Жернова. 1918-1953. Вторжение - [29]

Шрифт
Интервал

Пивоваров провожал глазами падающий в море самолет со смешанным чувством удовлетворения и страха за возможные последствия. А вдруг он превысил меру самообороны? Что если немцы решили просто попугать советский сторожевик, а он, приказав маневрировать, сам подставил корабль под бомбы? Если бы шел прямо, ничего бы и не случилось.

Пивоваров понимал всю нелепость своих опасений, но именно так могло расценить его приказы начальство, если дело дойдет до дипломатического или еще какого-то там скандала. Разве немецкие самолеты впервые атакуют советские корабли? Правда, до бомбежек не доходило, но стрелять по кораблям стреляли, и один из командиров сейчас сидит в ожидании суда военного трибунала как раз за то, что ответил на огонь огнем и повредил немецкий «юнкерс».

Второй самолет, истратив боезапас, улетел.

Сторожевик медленно наполнялся водой: насосы не справлялись, пластыри не помогали, исправить рули можно только в доке. В довершение всего вышла из строя радиостанция, так что помощи ожидать было неоткуда.

Надо было спасать команду. Спустили на воду шлюпки. На корабле уничтожили все, что можно было уничтожить: сняли замки с орудий, затворы с пулеметов, разбили радиостанцию, которая все равно не работала.

Пивоваров сошел с корабля последним.

И тут снова налетели самолеты, на этот раз целых шесть штук. Они быстро добили погибающий корабль и принялись за спасающихся на шлюпках моряков. Большего унижения и беспомощности ни Пивоваров, ни его товарищи в своей жизни еще не испытывали: самолеты кружили над ними, стреляли из пушек и пулеметов, а они могли ответить лишь из винтовок да одного ручного пулемета. Но это был слишком неравный бой — и через минуту все, кто остался жив, оказались в воде. А до берега около двух миль.

Самолеты улетели, решив, по-видимому, что не стоит тратить патроны на плавающих вдали от берега русских моряков: и так потонут.

Держась за обломки шлюпок и корабля, за немногие спасательные круги, помогая раненым, несколько часов добирались до берега. Из раненых, даже из тех, кто ранен был легко, до берега доплыл лишь один, остальные погибли от потери крови.

Наверное, ему, командиру, надо было действовать не так. Лучший выход — направить корабль к берегу сразу же, как только их атаковали самолеты. Отбились бы — хорошо, нет — сели бы на мель, сохранили людей, оружие, да и корабль потом можно было бы снять с мели и отремонтировать. Но разве он мог тогда подумать, что все кончится так, как оно кончилось?

Когда оставшиеся в живых обессиленные моряки добрались до берега, — а осталось их всего шесть человек, — то первых, кого они увидели, были немцы. Они стояли на песчаном берегу, рукава засучены по локоть, каски у пояса, воротники расстегнуты, — какая-то странная, почти опереточная и, в то же время, вполне органичная неряшливость делала немцев мало похожими на настоящих солдат. И все-таки это были солдаты, и стояли они на советской территории, показывая пальцами на плывущих моряков и покатываясь со смеху. Здоровые, сильные, вооруженные.

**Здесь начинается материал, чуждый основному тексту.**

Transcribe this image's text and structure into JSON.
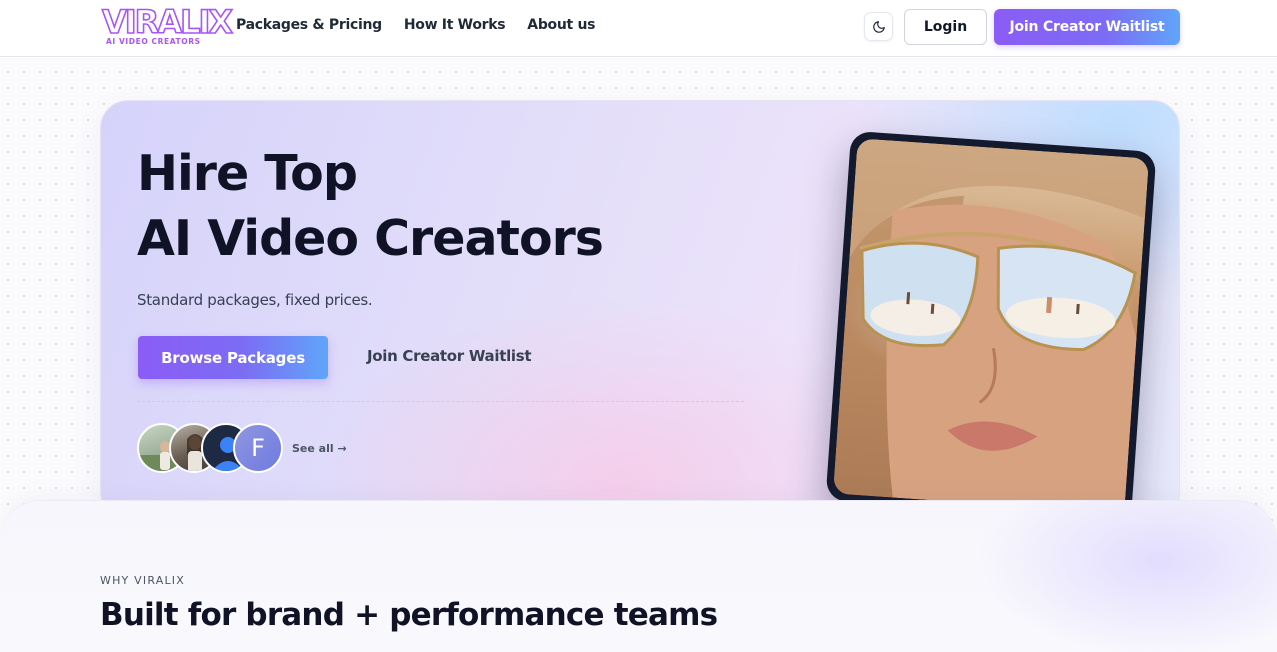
{
  "brand": {
    "logo_text": "VIRALIX",
    "logo_tagline": "AI VIDEO CREATORS",
    "accent_purple": "#8b5cf6",
    "accent_blue": "#60a5fa"
  },
  "header": {
    "nav": [
      {
        "label": "Packages & Pricing"
      },
      {
        "label": "How It Works"
      },
      {
        "label": "About us"
      }
    ],
    "theme_toggle_icon": "moon-icon",
    "login_label": "Login",
    "join_label": "Join Creator Waitlist"
  },
  "hero": {
    "title_line1": "Hire Top",
    "title_line2": "AI Video Creators",
    "subtitle": "Standard packages, fixed prices.",
    "primary_cta": "Browse Packages",
    "secondary_cta": "Join Creator Waitlist",
    "avatar_initial": "F",
    "see_all": "See all →",
    "showcase_image": "woman-in-sunglasses-photo"
  },
  "why": {
    "eyebrow": "WHY VIRALIX",
    "title": "Built for brand + performance teams"
  }
}
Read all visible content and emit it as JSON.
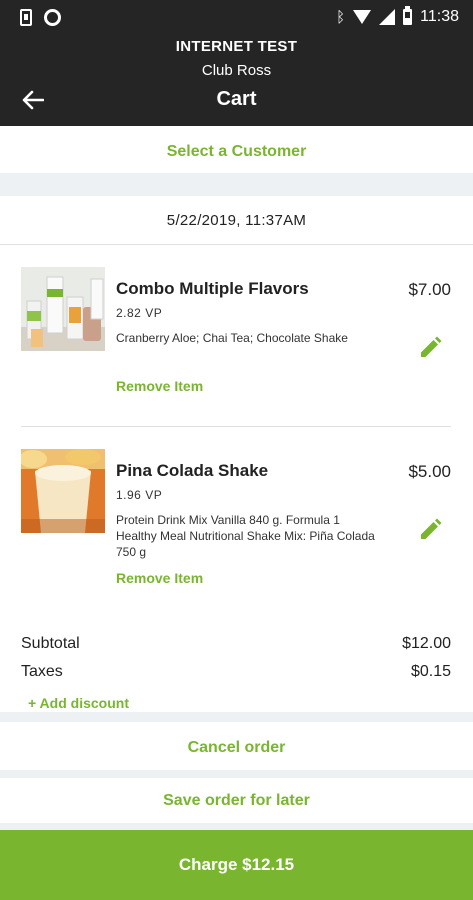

Почему он, Пивоваров, не пошел ко дну? Что удержало его на поверхности, заставляя плыть и плыть из последних сил последние метры? Под этот унизительный смех, под автоматные выстрелы, когда фонтанчики от пуль взлетали у самого лица… А однажды пуля, потеряв свою силу в воде, упала ему на руку и застряла между пальцами, он брезгливо отряхнул ее с руки и видел, как она, виляя, уходила в глубину, точно растворяясь в зеленой воде.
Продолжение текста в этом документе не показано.